The south coast's most influential newspaper, the Standard Times of New Bedford, endorsed John Bonifaz this week, as we've already written here. In their endorsement, the Times asked of Galvin, "why not also champion election day registration and work aggressively to see it implemented in Massachusetts?"
Judith L. St. Croix, the president of the Massachusetts Town Clerks Association and the town clerk of Wayland, said her organization did a detailed study of election day registration in 2004 and presented the findings to state officials. She said she has seen no efforts by Mr. Galvin to push for this reform.
In fact, she said she was surprised to read Mr. Galvin state in a newspaper interview that he wants to have this reform implemented by the November election. It would be nearly impossible for this to happen, she said. And it's clear Mr. Galvin is now saying this because Mr. Bonifaz has charged him with dragging his feet.
Surprised, indeed. As we know, Bill Galvin worked to block election day registration legislation last year. Town Clerks are the people who administer elections locally, and they studied election day registration in 2004 and asked the state to implement it.

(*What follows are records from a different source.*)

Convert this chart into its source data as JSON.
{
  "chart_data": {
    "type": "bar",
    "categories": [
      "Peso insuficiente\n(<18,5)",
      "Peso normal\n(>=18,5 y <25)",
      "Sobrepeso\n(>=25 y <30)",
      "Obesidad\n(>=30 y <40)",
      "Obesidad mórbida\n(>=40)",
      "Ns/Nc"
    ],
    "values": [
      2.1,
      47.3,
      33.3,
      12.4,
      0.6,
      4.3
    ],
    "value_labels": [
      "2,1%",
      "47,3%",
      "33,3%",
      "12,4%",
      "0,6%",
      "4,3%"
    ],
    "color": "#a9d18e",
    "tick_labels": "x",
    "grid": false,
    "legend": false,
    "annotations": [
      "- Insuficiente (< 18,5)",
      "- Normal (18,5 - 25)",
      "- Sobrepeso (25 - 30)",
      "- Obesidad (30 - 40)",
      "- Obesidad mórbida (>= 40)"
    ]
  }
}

Galvin says he blocked it in 2005 because he thought we needed to study it first. Hmmm?
As the president of the Town Clerks Association said to the New Bedford Standard Times, it's clear that Galvin is only saying this now because John Bonifaz is challenging him on it. Let's take that challenge to the ballot box on Tuesday: a vote for Bonifaz is a vote for getting it done.
Submitted by Fernando Olmo on Fri, 09/15/2006 - 9:22pm.
(Last month, I went to Connecticut to volunteer for Ned Lamont on election day. Standing outside the polling place that afternoon, I met a poll worker named Luis, taking a break. He told me that he'd been voting in Democratic primaries for a long time, but that day, he couldn't vote - he was listed as "unaffiliated", and CT doesn't allow unaffiliated voters to vote in primaries. I asked if he could cast a provisional ballot, but his English was not great and I'm not sure he understood. He didn't want to press the issue - he just wasn't going to vote in this election.
Later, I met an organizer named Juan, who told me the town we were in had a history. Several years ago, in a contested Democratic primary for first selectman, many voters with hispanic last names found that they were unaffiliated, even though they had registered as Democrats. It was happening again, it seemed. Juan suggested I speak to his friend Fernando, and after hearing his story, I invited him to write it down for us.
Same Day Registration is the solution to problems like this, although Bill Galvin doesn't like it. -- Ofer Inbar)
The Connecticut primary on August 8, 2006 displayed to the nation the showdown between the current Connecticut Democratic Senator Joe Lieberman and his challenger for Connecticut Ned Lamont; two different views on the war in Iraq. I felt that although it was only the primary it was just as important as voting in the November elections; I wanted to be one of the many I hoped would show up to vote to voice my discontent with the current Republican government and Joe Lieberman. By voting for Ned Lamont I and so many others would now have a say as to what course we want to take with regard to Iraq.
After work I picked up my mother from work and headed to our local voting station and reported to the voters list table only to discover that my name was not on the list!